A STUDY is currently underway at Lackan Bog, outside Rathfriland to discover its environmental history and the impact climate change has had on local people throughout the last few hundred years.

The research is being conducted by Rathfriland woman, Gill Plunkett and undergraduate student Adam Purvis, from Fermanagh.

Gill, who is originally from Drogheda, has been studying bogs throughout Northern Ireland and is a lecturer in Archaeology and Palaeoecology in the School of Natural and Built Environment at Queen’s University Belfast.

She is interested in examining evidence for the causes and timing of past environmental change, and the relationship between past environmental change and human activity.

Gill and Adam have taken samples of the peat and extracted fossilised pollen which will indicate the type of vegetation of the area and how this changed through time.

Through their research they will be able to obtain information such as when the surrounding drylands were cleared for farming and when the bog was first drained for peat-cutting.

Gill examines some of the samples which they took during the site visit at Lackan Bog, outside Rathfriland

Gill who lives close to Knock Iveagh explained her reasoning for this particular study: “I really love the Lackan area and I thought it would be interesting to tell people what has went on here.

“Normally when I am completing this type of sample I look at things such as the environmental climate changes which impact on people and how people respond to these.

“For this particular study, we are interested in looking at the last few hundred years and how the increase in population changed the landscape.

“We can learn so much about an area from peat samples,” Gill said.

Both Gill and Adam obtained permission from the landowner and the Department of Agriculture, Environment and Rural Affairs to commence their research.

Gill said that only a remnant of the original bog is actually left now as most of it was cut away probably in the last 150 years.

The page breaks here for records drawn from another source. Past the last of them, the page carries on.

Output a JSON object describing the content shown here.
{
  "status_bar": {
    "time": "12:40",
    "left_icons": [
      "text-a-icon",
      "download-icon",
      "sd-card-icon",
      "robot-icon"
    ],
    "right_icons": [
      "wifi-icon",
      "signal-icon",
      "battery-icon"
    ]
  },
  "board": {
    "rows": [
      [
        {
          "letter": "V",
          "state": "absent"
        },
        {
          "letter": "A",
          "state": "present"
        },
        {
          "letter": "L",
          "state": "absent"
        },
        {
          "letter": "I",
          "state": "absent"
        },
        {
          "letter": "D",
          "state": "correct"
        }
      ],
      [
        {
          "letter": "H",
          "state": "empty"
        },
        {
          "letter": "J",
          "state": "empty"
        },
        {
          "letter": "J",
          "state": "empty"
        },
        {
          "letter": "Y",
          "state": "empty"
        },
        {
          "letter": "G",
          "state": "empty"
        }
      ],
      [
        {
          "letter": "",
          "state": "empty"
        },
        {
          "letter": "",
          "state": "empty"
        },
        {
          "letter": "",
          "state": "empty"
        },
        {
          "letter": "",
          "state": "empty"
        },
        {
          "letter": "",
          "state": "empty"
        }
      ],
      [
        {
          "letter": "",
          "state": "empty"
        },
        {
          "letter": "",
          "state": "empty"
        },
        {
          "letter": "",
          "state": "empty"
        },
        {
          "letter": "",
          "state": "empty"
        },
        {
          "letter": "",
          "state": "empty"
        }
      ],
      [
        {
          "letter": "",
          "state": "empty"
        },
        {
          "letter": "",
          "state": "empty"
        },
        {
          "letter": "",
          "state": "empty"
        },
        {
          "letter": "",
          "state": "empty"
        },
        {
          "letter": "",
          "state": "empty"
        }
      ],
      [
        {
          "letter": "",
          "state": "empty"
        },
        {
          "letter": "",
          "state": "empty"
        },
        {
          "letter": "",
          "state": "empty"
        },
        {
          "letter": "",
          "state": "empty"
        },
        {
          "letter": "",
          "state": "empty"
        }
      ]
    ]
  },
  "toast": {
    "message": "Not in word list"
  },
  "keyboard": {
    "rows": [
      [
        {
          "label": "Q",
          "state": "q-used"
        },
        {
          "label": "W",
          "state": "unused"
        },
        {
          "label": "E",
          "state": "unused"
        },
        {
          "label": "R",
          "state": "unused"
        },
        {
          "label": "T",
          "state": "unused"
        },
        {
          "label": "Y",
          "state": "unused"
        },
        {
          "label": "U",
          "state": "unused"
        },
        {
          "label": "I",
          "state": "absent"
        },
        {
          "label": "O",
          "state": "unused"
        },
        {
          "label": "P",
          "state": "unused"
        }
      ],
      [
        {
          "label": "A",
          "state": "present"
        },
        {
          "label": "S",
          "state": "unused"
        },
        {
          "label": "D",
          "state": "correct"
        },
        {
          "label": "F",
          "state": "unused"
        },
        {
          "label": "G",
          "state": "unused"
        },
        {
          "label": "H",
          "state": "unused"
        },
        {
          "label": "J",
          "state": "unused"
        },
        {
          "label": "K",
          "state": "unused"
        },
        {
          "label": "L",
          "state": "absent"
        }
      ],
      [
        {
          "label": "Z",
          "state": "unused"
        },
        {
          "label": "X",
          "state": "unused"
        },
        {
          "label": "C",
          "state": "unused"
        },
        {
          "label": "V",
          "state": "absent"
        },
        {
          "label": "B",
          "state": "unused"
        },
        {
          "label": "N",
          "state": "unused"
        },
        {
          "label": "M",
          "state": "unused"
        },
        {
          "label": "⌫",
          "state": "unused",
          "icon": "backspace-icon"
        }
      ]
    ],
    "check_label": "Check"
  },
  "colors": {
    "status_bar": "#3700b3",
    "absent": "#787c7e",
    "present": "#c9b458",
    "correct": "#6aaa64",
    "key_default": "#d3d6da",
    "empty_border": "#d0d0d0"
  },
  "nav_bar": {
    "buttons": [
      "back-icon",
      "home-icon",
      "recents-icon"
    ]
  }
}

The pair started to extract parts of the bog a fortnight ago and took their samples away to their laboratory.

“We cleaned part of the bog up initially and straightened up the section before we began to cut away at it.

“We put our samples into small metal boxes which are roughly a metre in size all together.

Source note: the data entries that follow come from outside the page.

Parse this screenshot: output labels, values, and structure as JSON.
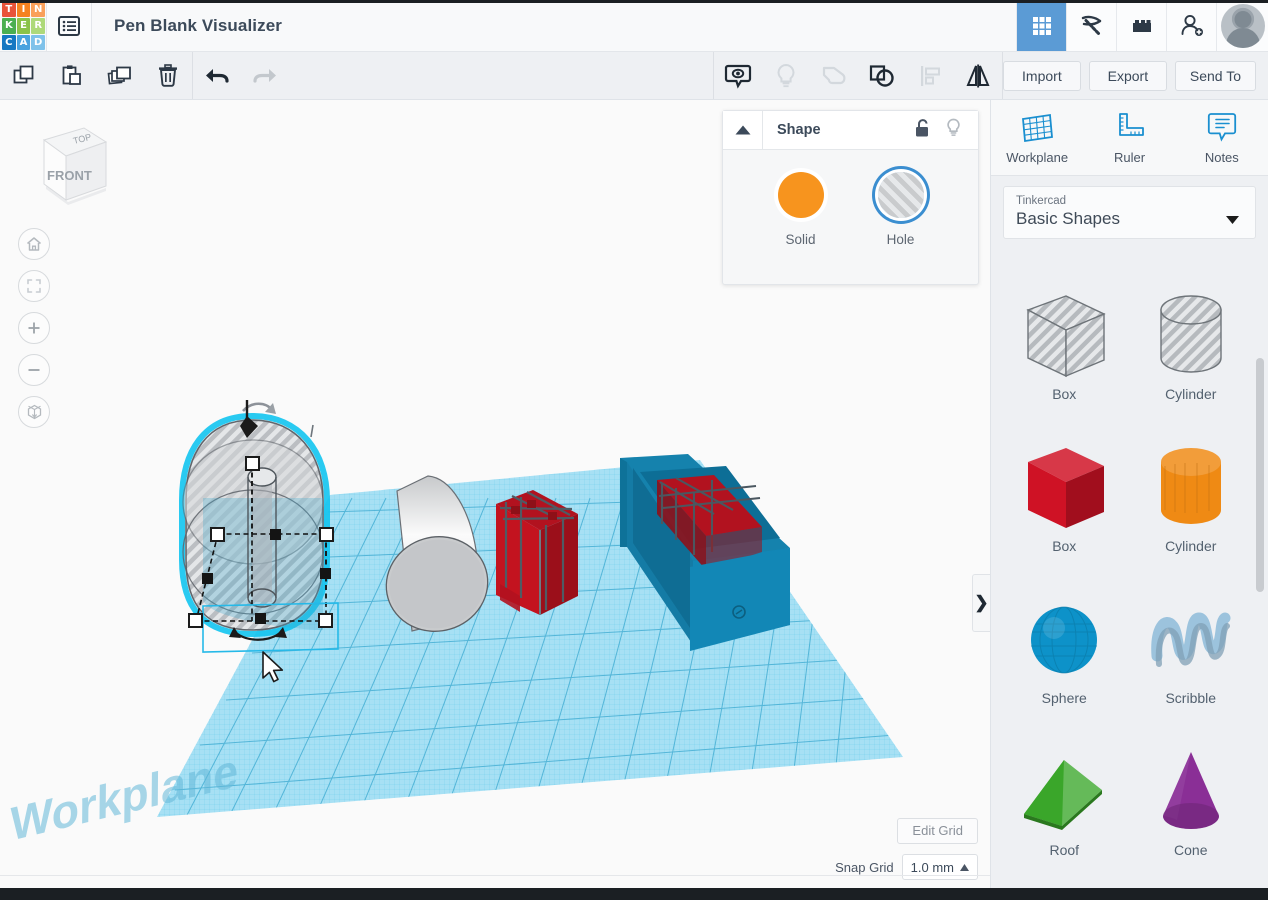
{
  "app": {
    "logo_letters": [
      {
        "ch": "T",
        "color": "#e8533a"
      },
      {
        "ch": "I",
        "color": "#f58220"
      },
      {
        "ch": "N",
        "color": "#f9a05a"
      },
      {
        "ch": "K",
        "color": "#4caf50"
      },
      {
        "ch": "E",
        "color": "#8bc34a"
      },
      {
        "ch": "R",
        "color": "#aed97a"
      },
      {
        "ch": "C",
        "color": "#1678c2"
      },
      {
        "ch": "A",
        "color": "#4aa3df"
      },
      {
        "ch": "D",
        "color": "#7fc2ea"
      }
    ],
    "document_title": "Pen Blank Visualizer",
    "menu_icon": "list-menu-icon",
    "top_icons": [
      {
        "name": "gallery-grid-icon",
        "active": true
      },
      {
        "name": "pickaxe-icon",
        "active": false
      },
      {
        "name": "brick-blocks-icon",
        "active": false
      },
      {
        "name": "add-person-icon",
        "active": false
      }
    ],
    "avatar_name": "user-avatar"
  },
  "toolbar": {
    "left_icons": [
      {
        "name": "copy-icon",
        "enabled": true
      },
      {
        "name": "paste-icon",
        "enabled": true
      },
      {
        "name": "duplicate-icon",
        "enabled": true
      },
      {
        "name": "delete-trash-icon",
        "enabled": true
      }
    ],
    "history_icons": [
      {
        "name": "undo-icon",
        "enabled": true
      },
      {
        "name": "redo-icon",
        "enabled": false
      }
    ],
    "center_icons": [
      {
        "name": "view-inspect-icon",
        "enabled": true
      },
      {
        "name": "lightbulb-icon",
        "enabled": false
      },
      {
        "name": "shape-outline-icon",
        "enabled": false
      },
      {
        "name": "group-shapes-icon",
        "enabled": true
      },
      {
        "name": "align-icon",
        "enabled": false
      },
      {
        "name": "mirror-flip-icon",
        "enabled": true
      }
    ],
    "actions": [
      {
        "label": "Import",
        "name": "import-button"
      },
      {
        "label": "Export",
        "name": "export-button"
      },
      {
        "label": "Send To",
        "name": "send-to-button"
      }
    ]
  },
  "canvas": {
    "viewcube": {
      "top_label": "TOP",
      "front_label": "FRONT"
    },
    "nav_buttons": [
      {
        "name": "home-view-button",
        "icon": "home-icon"
      },
      {
        "name": "fit-to-view-button",
        "icon": "fit-frame-icon"
      },
      {
        "name": "zoom-in-button",
        "icon": "plus-icon"
      },
      {
        "name": "zoom-out-button",
        "icon": "minus-icon"
      },
      {
        "name": "perspective-toggle-button",
        "icon": "cube-perspective-icon"
      }
    ],
    "workplane_label": "Workplane",
    "edit_grid_label": "Edit Grid",
    "snap_grid_label": "Snap Grid",
    "snap_grid_value": "1.0 mm",
    "panel_tab_glyph": "❯",
    "cursor_name": "mouse-pointer"
  },
  "shape_panel": {
    "title": "Shape",
    "collapse_icon": "chevron-up-icon",
    "lock_icon": "unlock-icon",
    "light_icon": "lightbulb-icon",
    "options": [
      {
        "label": "Solid",
        "name": "solid-swatch",
        "selected": false
      },
      {
        "label": "Hole",
        "name": "hole-swatch",
        "selected": true
      }
    ]
  },
  "right_panel": {
    "tools": [
      {
        "label": "Workplane",
        "icon": "workplane-grid-icon"
      },
      {
        "label": "Ruler",
        "icon": "ruler-icon"
      },
      {
        "label": "Notes",
        "icon": "notes-icon"
      }
    ],
    "library": {
      "group_label": "Tinkercad",
      "selected": "Basic Shapes",
      "caret_icon": "chevron-down-icon"
    },
    "shapes": [
      {
        "label": "Box",
        "name": "shape-box-hole",
        "kind": "box",
        "style": "hole",
        "color": "#c3c6c9"
      },
      {
        "label": "Cylinder",
        "name": "shape-cylinder-hole",
        "kind": "cylinder",
        "style": "hole",
        "color": "#c3c6c9"
      },
      {
        "label": "Box",
        "name": "shape-box-red",
        "kind": "box",
        "style": "solid",
        "color": "#cf1225"
      },
      {
        "label": "Cylinder",
        "name": "shape-cylinder-orange",
        "kind": "cylinder",
        "style": "solid",
        "color": "#ef8a14"
      },
      {
        "label": "Sphere",
        "name": "shape-sphere-blue",
        "kind": "sphere",
        "style": "solid",
        "color": "#0d92c9"
      },
      {
        "label": "Scribble",
        "name": "shape-scribble",
        "kind": "scribble",
        "style": "solid",
        "color": "#9cc3dd"
      },
      {
        "label": "Roof",
        "name": "shape-roof-green",
        "kind": "roof",
        "style": "solid",
        "color": "#3aa62a"
      },
      {
        "label": "Cone",
        "name": "shape-cone-purple",
        "kind": "cone",
        "style": "solid",
        "color": "#8a2f96"
      }
    ]
  },
  "colors": {
    "accent_blue": "#5b9bd5",
    "tool_blue": "#1a8fd0",
    "workplane_blue": "#7fd6f2",
    "selection_cyan": "#00c8f0",
    "solid_orange": "#f7941e",
    "header_bg": "#f8f9fa",
    "toolbar_bg": "#eef0f3"
  }
}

“Typically a centimetre of peat would be 20 years old,” continued Gill.

“What we are looking to find is the pollen which will tell us a bit about what has been going on in the bog and the surrounding area.”

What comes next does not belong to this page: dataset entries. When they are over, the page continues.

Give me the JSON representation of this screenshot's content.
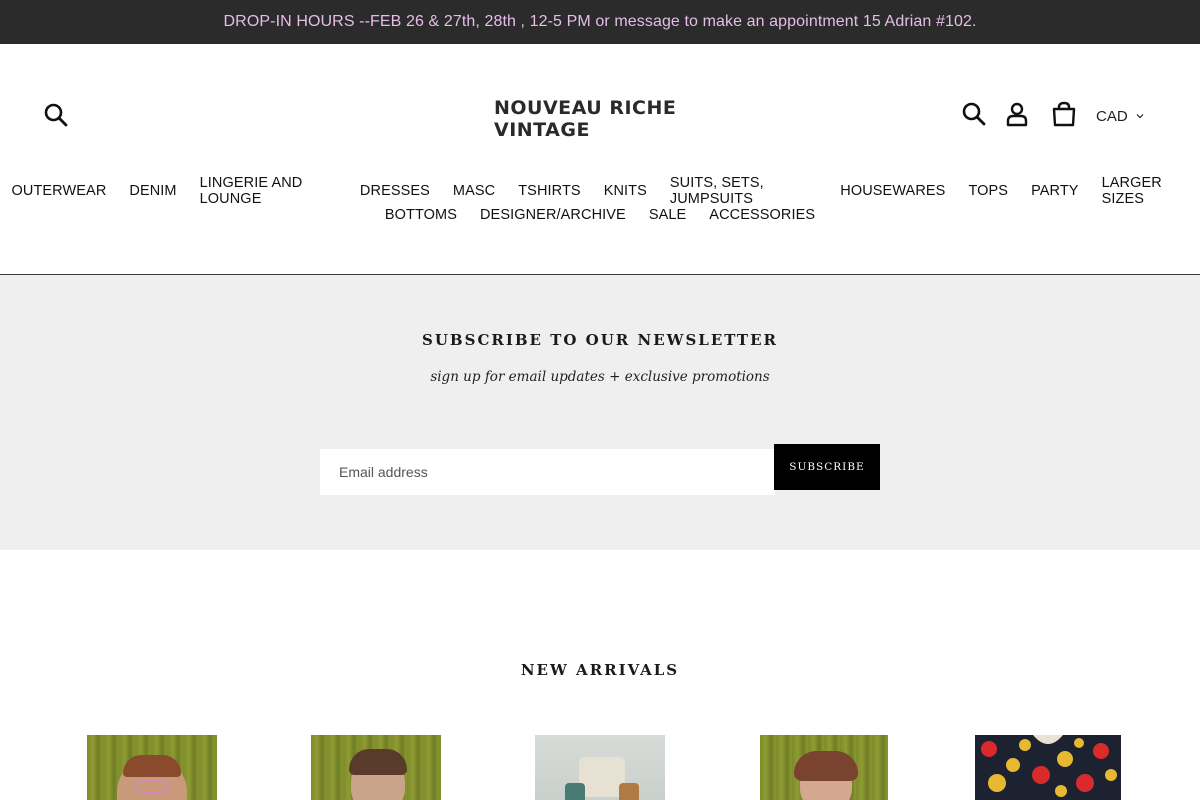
{
  "announcement": {
    "text": "DROP-IN HOURS --FEB 26 & 27th, 28th , 12-5 PM or message to make an appointment 15 Adrian #102."
  },
  "header": {
    "logo": {
      "line1": "NOUVEAU RICHE",
      "line2": "VINTAGE"
    },
    "currency": "CAD",
    "icons": [
      "search-icon",
      "account-icon",
      "cart-icon",
      "chevron-down-icon"
    ]
  },
  "nav": {
    "row1": [
      "OUTERWEAR",
      "DENIM",
      "LINGERIE AND LOUNGE",
      "DRESSES",
      "MASC",
      "TSHIRTS",
      "KNITS",
      "SUITS, SETS, JUMPSUITS",
      "HOUSEWARES",
      "TOPS",
      "PARTY",
      "LARGER SIZES"
    ],
    "row2": [
      "BOTTOMS",
      "DESIGNER/ARCHIVE",
      "SALE",
      "ACCESSORIES"
    ]
  },
  "newsletter": {
    "title": "SUBSCRIBE TO OUR NEWSLETTER",
    "subtitle": "sign up for email updates + exclusive promotions",
    "email_placeholder": "Email address",
    "button_label": "SUBSCRIBE"
  },
  "arrivals": {
    "title": "NEW ARRIVALS"
  },
  "colors": {
    "announcement_bg": "#2b2b2b",
    "announcement_text": "#e6bde8",
    "newsletter_bg": "#efefef",
    "button_bg": "#000000"
  }
}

Gill’s research is being carried out alongside undergraduate student, Adam Purvis

Gill further added that it was 6,000 years ago when the first farmers arrived to the area to cut down trees.

She said it is therefore likely that they will obtain information that shows the trees disappearing which lasted for a few 100 years and then the area getting re-forested again.

“We hope we will get a sequence that would come up relatively recent to see how Ireland changed from a forest landscape to an open landscape.”

Gill and Adam’s study will be the second piece of research conducted on Lackan Bog and she hopes to compare their findings to the study which was completed in the 1970s.

Their findings will be part of an exhibition held in Chandler’s House on Sunday, 23 February 2020 as part of the NI Science Festival.

Gill intends to illustrate her findings from this study in the form of simple diagrams.

Part of the exhibition will also involve going back to 19th century maps of the area and examining the bog before it was cut away.